Juste pour permettre le passage des véhicules de secours, autre exemple lié au hasard.
. Les cagettes interdisent le contournement ponctuel des véhicules « de travail » en obligeant à attendre derrière eux la fin de la livraison, donc de leur stationnement / arrêt
Calcul : 3/4 minutes par véhicule arrêté, c’est une moyenne si le livreur est bon (il a aussi un rythme à tenir !)
x 10 véhicules en moyenne sur le linéaire de E.Herriot par exemple ? Plus ?
Bilan tarif d’entrée 40 minutes de patience ?
Moteurs tournants ?
On envoie les pompiers ou le SAMU par hélicoptère ? C’est qui le trésorier ? Faudra penser à lui livrer quelques palettes de tranquillisants, sinon on va le perdre.
. Tous les véhicules sont impactés, au lieu d’une semi fluidité. Les bus comme (voire plus que) les autres
. Les véhicules pris dans la nasse ont les moteurs qui tournent. Obligé. Cool pour la clim, pas cool pour les piétons... et le bilan carbone ?
. Les trous entre les cagettes… c’est pour les passages piétons ; chic, une place pour se garer (j’en ai pour 3 minutes…). Et là, même la poussette, même le PMR sont impactés.
Retour à l’age des cavernes ou des lampes à huile ?
. Les angles sortants de chacune de ces cagettes : une véritable éplucheuse à cyclistes. Va falloir se méfier, avec les manip' du pont de la Mulatière, cela fait 2 'précédents'. Coincidence ? Je ne crois pas.
. La largeur finale de passage : impossible de caser 1 vélo et une voiture simultanément. Comment croire quinze secondes qu'il est possible de loger un double sens vélo ET la file de circulation véhicules entre les cagettes stockées de chaque coté (parce qu'à certains endroits, il y en a des 2 cotés) ? Les concepteurs sont fâchés avec le calcul mental ? Y z'ont oublié de changer les piles de la calculette ? Y sont en panne de café ?
. Les hôtels n’ont plus de dépose minute devant la porte. Faudra expliquer aux clients qu’ils vont marcher depuis la place Bellecour, ou aller chercher leur taxi place Bellecour en repartant, c’est plus sûr. Surtout avec leur valises ; facile puisqu’elles ont des roulettes
. Timing des travaux lancés ‘à la rentrée’, après quelques mois d’été où l’impact des divers travaux de grande ampleur sur le fonctionnement de la ville a déjà été costaud
. Les chantiers chez les particuliers, donc l’entretien du patrimoine dans des conditions déjà difficiles, sont clairement impactés ; pour info, les entreprises avec qui je travaille m’ont déjà prévenu qu’elles renonceront à répondre aux consultations, et ne feront plus de travaux dans ce secteur. Comme une illustration de la ‘goutte d’eau’

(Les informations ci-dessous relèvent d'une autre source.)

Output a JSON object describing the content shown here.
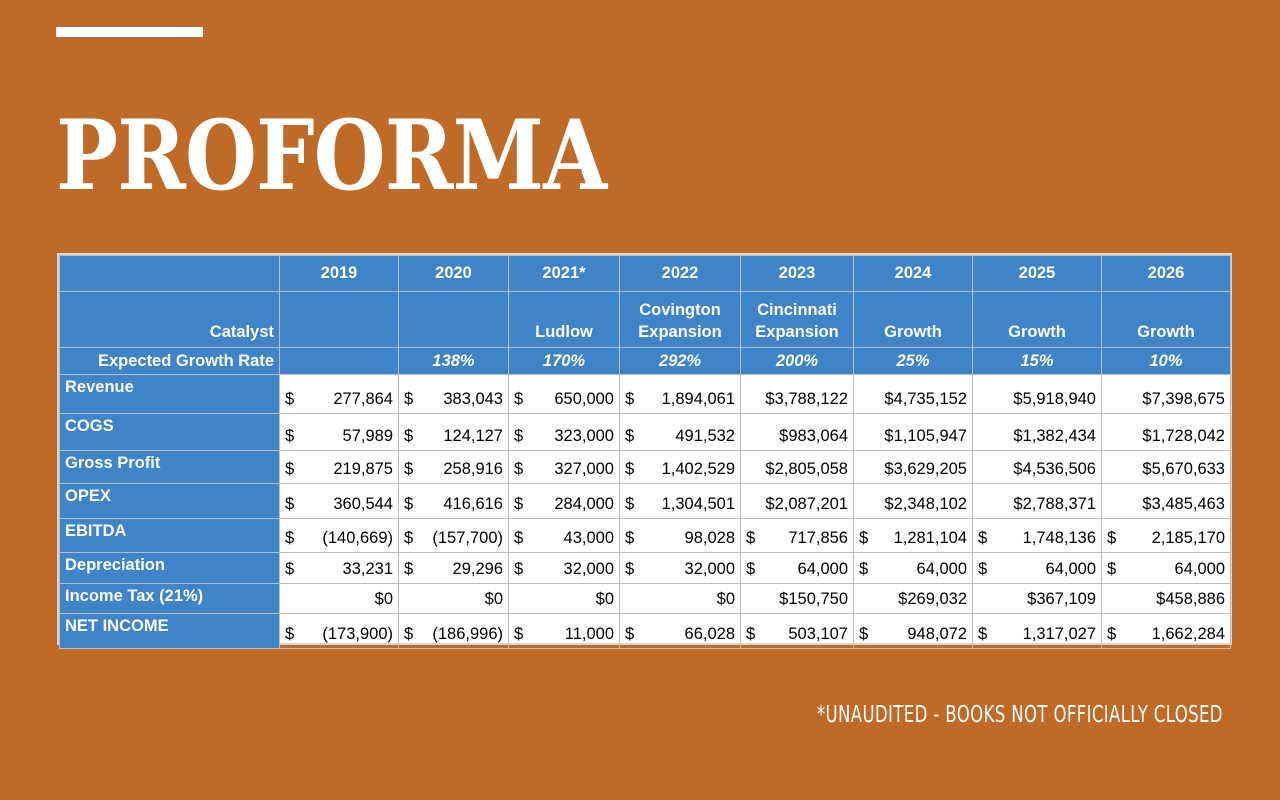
{
  "slide": {
    "title": "PROFORMA",
    "footnote": "*UNAUDITED - BOOKS NOT OFFICIALLY CLOSED"
  },
  "table": {
    "years": [
      "2019",
      "2020",
      "2021*",
      "2022",
      "2023",
      "2024",
      "2025",
      "2026"
    ],
    "catalyst_label": "Catalyst",
    "catalysts": [
      [
        "",
        ""
      ],
      [
        "",
        ""
      ],
      [
        "",
        "Ludlow"
      ],
      [
        "Covington",
        "Expansion"
      ],
      [
        "Cincinnati",
        "Expansion"
      ],
      [
        "",
        "Growth"
      ],
      [
        "",
        "Growth"
      ],
      [
        "",
        "Growth"
      ]
    ],
    "growth_label": "Expected Growth Rate",
    "growth_rates": [
      "",
      "138%",
      "170%",
      "292%",
      "200%",
      "25%",
      "15%",
      "10%"
    ],
    "rows": [
      {
        "label": "Revenue",
        "cells": [
          {
            "c": "$",
            "v": "277,864"
          },
          {
            "c": "$",
            "v": "383,043"
          },
          {
            "c": "$",
            "v": "650,000"
          },
          {
            "c": "$",
            "v": "1,894,061"
          },
          {
            "c": "",
            "v": "$3,788,122"
          },
          {
            "c": "",
            "v": "$4,735,152"
          },
          {
            "c": "",
            "v": "$5,918,940"
          },
          {
            "c": "",
            "v": "$7,398,675"
          }
        ]
      },
      {
        "label": "COGS",
        "cells": [
          {
            "c": "$",
            "v": "57,989"
          },
          {
            "c": "$",
            "v": "124,127"
          },
          {
            "c": "$",
            "v": "323,000"
          },
          {
            "c": "$",
            "v": "491,532"
          },
          {
            "c": "",
            "v": "$983,064"
          },
          {
            "c": "",
            "v": "$1,105,947"
          },
          {
            "c": "",
            "v": "$1,382,434"
          },
          {
            "c": "",
            "v": "$1,728,042"
          }
        ]
      },
      {
        "label": "Gross Profit",
        "cells": [
          {
            "c": "$",
            "v": "219,875"
          },
          {
            "c": "$",
            "v": "258,916"
          },
          {
            "c": "$",
            "v": "327,000"
          },
          {
            "c": "$",
            "v": "1,402,529"
          },
          {
            "c": "",
            "v": "$2,805,058"
          },
          {
            "c": "",
            "v": "$3,629,205"
          },
          {
            "c": "",
            "v": "$4,536,506"
          },
          {
            "c": "",
            "v": "$5,670,633"
          }
        ]
      },
      {
        "label": "OPEX",
        "cells": [
          {
            "c": "$",
            "v": "360,544"
          },
          {
            "c": "$",
            "v": "416,616"
          },
          {
            "c": "$",
            "v": "284,000"
          },
          {
            "c": "$",
            "v": "1,304,501"
          },
          {
            "c": "",
            "v": "$2,087,201"
          },
          {
            "c": "",
            "v": "$2,348,102"
          },
          {
            "c": "",
            "v": "$2,788,371"
          },
          {
            "c": "",
            "v": "$3,485,463"
          }
        ]
      },
      {
        "label": "EBITDA",
        "cells": [
          {
            "c": "$",
            "v": "(140,669)"
          },
          {
            "c": "$",
            "v": "(157,700)"
          },
          {
            "c": "$",
            "v": "43,000"
          },
          {
            "c": "$",
            "v": "98,028"
          },
          {
            "c": "$",
            "v": "717,856"
          },
          {
            "c": "$",
            "v": "1,281,104"
          },
          {
            "c": "$",
            "v": "1,748,136"
          },
          {
            "c": "$",
            "v": "2,185,170"
          }
        ]
      },
      {
        "label": "Depreciation",
        "cells": [
          {
            "c": "$",
            "v": "33,231"
          },
          {
            "c": "$",
            "v": "29,296"
          },
          {
            "c": "$",
            "v": "32,000"
          },
          {
            "c": "$",
            "v": "32,000"
          },
          {
            "c": "$",
            "v": "64,000"
          },
          {
            "c": "$",
            "v": "64,000"
          },
          {
            "c": "$",
            "v": "64,000"
          },
          {
            "c": "$",
            "v": "64,000"
          }
        ]
      },
      {
        "label": "Income Tax (21%)",
        "cells": [
          {
            "c": "",
            "v": "$0"
          },
          {
            "c": "",
            "v": "$0"
          },
          {
            "c": "",
            "v": "$0"
          },
          {
            "c": "",
            "v": "$0"
          },
          {
            "c": "",
            "v": "$150,750"
          },
          {
            "c": "",
            "v": "$269,032"
          },
          {
            "c": "",
            "v": "$367,109"
          },
          {
            "c": "",
            "v": "$458,886"
          }
        ]
      },
      {
        "label": "NET INCOME",
        "cells": [
          {
            "c": "$",
            "v": "(173,900)"
          },
          {
            "c": "$",
            "v": "(186,996)"
          },
          {
            "c": "$",
            "v": "11,000"
          },
          {
            "c": "$",
            "v": "66,028"
          },
          {
            "c": "$",
            "v": "503,107"
          },
          {
            "c": "$",
            "v": "948,072"
          },
          {
            "c": "$",
            "v": "1,317,027"
          },
          {
            "c": "$",
            "v": "1,662,284"
          }
        ]
      }
    ]
  }
}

C’est pire que si le choix avait été fait de bloquer l’accès à la rue Herriot avec des bornes escamotables, comme dans le Vieux Lyon par exemple. Parce qu’on empile des véhicules sans possibilité de dégagement, ou si peu. Le moindre pépin, c’est la catastrophe. Alors attendre 18 mois pour un constat avec retour d’ expérience, afin que des producteurs de référentiels et d’audit puissent bénéficier d’une juste rétribution me paraît juste déraisonnable.

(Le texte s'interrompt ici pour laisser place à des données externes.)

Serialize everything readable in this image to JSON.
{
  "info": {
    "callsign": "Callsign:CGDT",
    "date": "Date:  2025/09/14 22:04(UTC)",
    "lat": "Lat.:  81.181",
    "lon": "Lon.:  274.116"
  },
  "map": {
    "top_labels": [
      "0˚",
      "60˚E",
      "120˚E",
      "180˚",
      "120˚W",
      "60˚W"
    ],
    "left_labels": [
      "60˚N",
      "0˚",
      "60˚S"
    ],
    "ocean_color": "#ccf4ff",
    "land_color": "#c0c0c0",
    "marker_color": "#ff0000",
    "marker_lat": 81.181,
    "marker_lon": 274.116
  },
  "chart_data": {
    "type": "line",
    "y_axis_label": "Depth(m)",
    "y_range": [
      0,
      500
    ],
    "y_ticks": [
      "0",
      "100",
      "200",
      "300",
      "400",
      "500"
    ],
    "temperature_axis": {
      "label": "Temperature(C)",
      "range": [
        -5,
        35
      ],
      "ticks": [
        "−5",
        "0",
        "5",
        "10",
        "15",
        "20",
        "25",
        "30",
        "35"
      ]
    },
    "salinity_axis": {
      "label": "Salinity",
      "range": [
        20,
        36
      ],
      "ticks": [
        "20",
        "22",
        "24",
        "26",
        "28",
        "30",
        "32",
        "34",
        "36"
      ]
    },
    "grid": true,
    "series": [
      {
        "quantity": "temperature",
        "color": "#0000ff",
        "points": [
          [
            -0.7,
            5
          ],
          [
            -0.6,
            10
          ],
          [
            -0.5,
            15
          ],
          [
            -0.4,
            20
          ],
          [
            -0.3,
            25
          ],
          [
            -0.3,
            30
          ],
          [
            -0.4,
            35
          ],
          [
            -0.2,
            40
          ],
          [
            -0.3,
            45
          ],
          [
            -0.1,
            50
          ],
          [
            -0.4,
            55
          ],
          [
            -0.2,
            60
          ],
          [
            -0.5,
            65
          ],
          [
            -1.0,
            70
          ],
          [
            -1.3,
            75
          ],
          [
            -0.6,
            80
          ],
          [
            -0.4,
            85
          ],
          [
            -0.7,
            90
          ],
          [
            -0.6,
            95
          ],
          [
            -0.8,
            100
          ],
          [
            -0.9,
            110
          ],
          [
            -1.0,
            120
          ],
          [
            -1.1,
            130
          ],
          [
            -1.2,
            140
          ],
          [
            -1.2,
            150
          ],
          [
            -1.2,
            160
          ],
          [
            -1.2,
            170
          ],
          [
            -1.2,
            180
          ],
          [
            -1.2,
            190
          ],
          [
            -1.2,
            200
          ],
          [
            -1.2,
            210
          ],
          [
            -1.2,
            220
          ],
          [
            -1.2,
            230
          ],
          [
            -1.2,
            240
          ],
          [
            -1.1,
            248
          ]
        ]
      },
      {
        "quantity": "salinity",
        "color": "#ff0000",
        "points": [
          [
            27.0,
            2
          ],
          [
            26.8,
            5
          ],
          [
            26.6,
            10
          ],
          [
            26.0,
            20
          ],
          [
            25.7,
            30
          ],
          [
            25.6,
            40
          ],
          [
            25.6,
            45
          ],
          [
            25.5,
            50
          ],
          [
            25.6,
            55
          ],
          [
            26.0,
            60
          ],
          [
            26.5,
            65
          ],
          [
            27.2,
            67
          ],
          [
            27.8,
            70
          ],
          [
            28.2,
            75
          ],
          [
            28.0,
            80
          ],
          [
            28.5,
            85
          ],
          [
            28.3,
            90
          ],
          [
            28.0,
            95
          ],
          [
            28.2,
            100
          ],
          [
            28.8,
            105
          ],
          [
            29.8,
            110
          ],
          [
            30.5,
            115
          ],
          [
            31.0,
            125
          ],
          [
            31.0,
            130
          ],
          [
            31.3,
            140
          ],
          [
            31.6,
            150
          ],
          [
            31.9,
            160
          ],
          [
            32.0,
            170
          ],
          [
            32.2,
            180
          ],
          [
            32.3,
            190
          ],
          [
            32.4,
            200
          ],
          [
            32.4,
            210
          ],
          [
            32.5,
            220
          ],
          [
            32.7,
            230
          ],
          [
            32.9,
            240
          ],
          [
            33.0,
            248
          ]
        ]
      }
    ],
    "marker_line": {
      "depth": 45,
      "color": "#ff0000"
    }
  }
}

Donc oui, contrairement à ce que tu résumes, il y a des enjeux
majeurs dans ce secteur, et qu’il convient de réfléchir avant toute ‘expérimentation’...

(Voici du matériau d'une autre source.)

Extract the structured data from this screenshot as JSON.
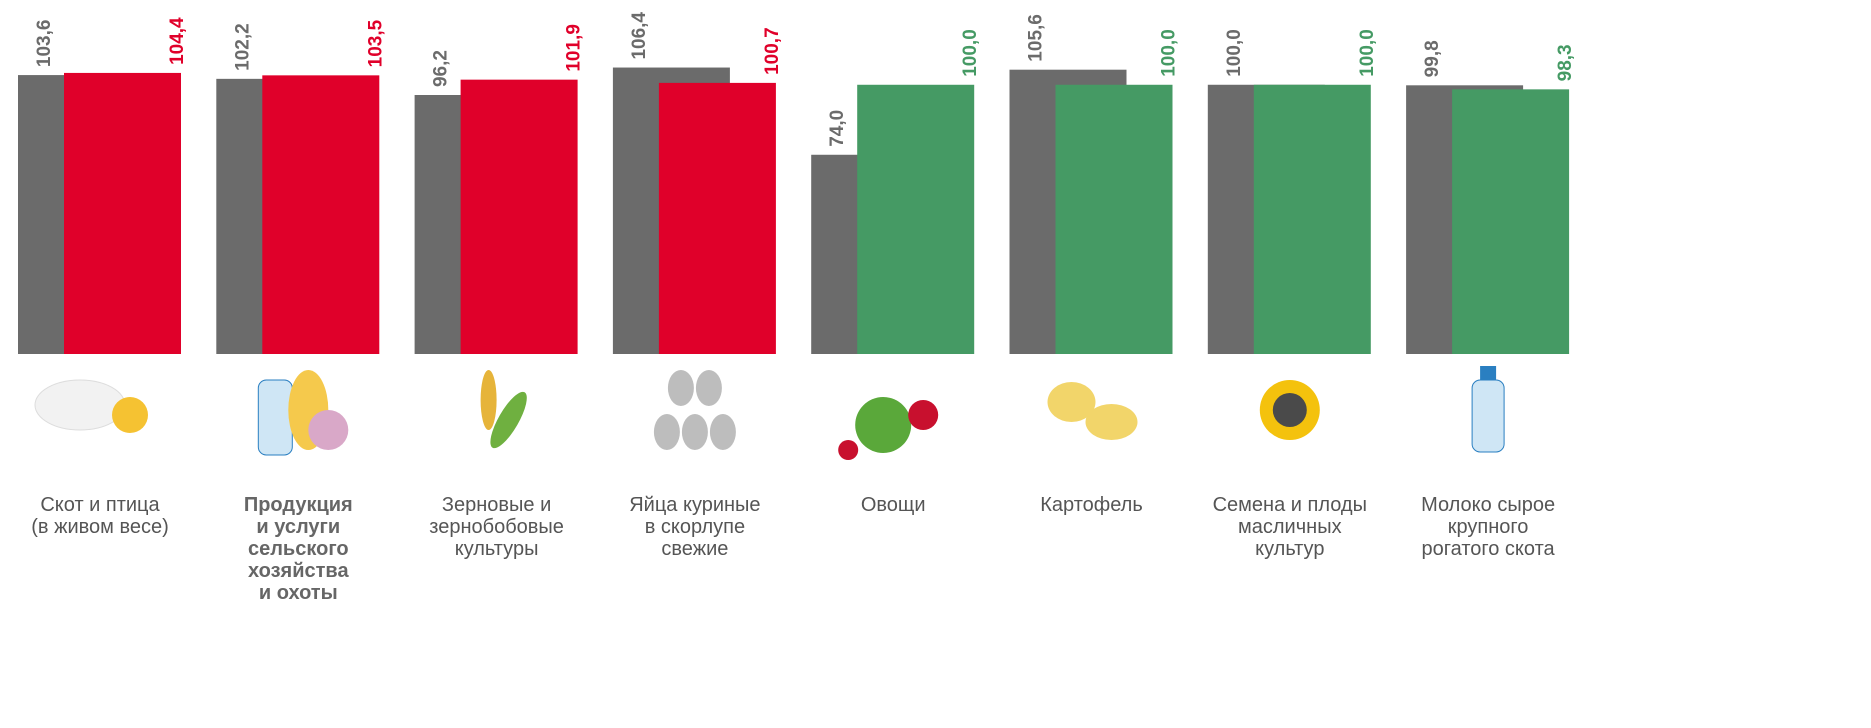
{
  "chart_data": {
    "type": "bar",
    "categories": [
      "Скот и птица\n(в  живом весе)",
      "Продукция\nи услуги\nсельского\nхозяйства\nи охоты",
      "Зерновые и\nзернобобовые\nкультуры",
      "Яйца куриные\nв скорлупе\nсвежие",
      "Овощи",
      "Картофель",
      "Семена и плоды\nмасличных\nкультур",
      "Молоко сырое\nкрупного\nрогатого скота"
    ],
    "bold_category_index": 1,
    "series": [
      {
        "color": "#6b6b6b",
        "values": [
          103.6,
          102.2,
          96.2,
          106.4,
          74.0,
          105.6,
          100.0,
          99.8
        ],
        "value_labels": [
          "103,6",
          "102,2",
          "96,2",
          "106,4",
          "74,0",
          "105,6",
          "100,0",
          "99,8"
        ]
      },
      {
        "colors": [
          "#e0002a",
          "#e0002a",
          "#e0002a",
          "#e0002a",
          "#459a64",
          "#459a64",
          "#459a64",
          "#459a64"
        ],
        "values": [
          104.4,
          103.5,
          101.9,
          100.7,
          100.0,
          100.0,
          100.0,
          98.3
        ],
        "value_labels": [
          "104,4",
          "103,5",
          "101,9",
          "100,7",
          "100,0",
          "100,0",
          "100,0",
          "98,3"
        ]
      }
    ],
    "ylim": [
      0,
      130
    ]
  }
}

Et puis d’un point de vue plus philosophique… on fait peu de cas des végétaux mis en place ‘à titre provisoire’ pour l’expérience. On les jette, au bout, pour passer à autre chose ? Ça ne dérange personne, cette approche typée XXe siècle gaspillage ?
Et bien moi, ça me dérange, cette notion de ‘vivant jetable’ mis en place juste pour une ‘expérimentation’. Et non, cette expérimentation ne peut prétendre à faire suite à une réflexion technique approfondie ; elle met juste en évidence des lacunes et des inconséquences graves dans le processus décisionnel.
La ville n’est pas un espace à verdir en urgence électorale ; c’est un espace où on doit avoir « la vie belle » au lieu de l’avoir mauvaise.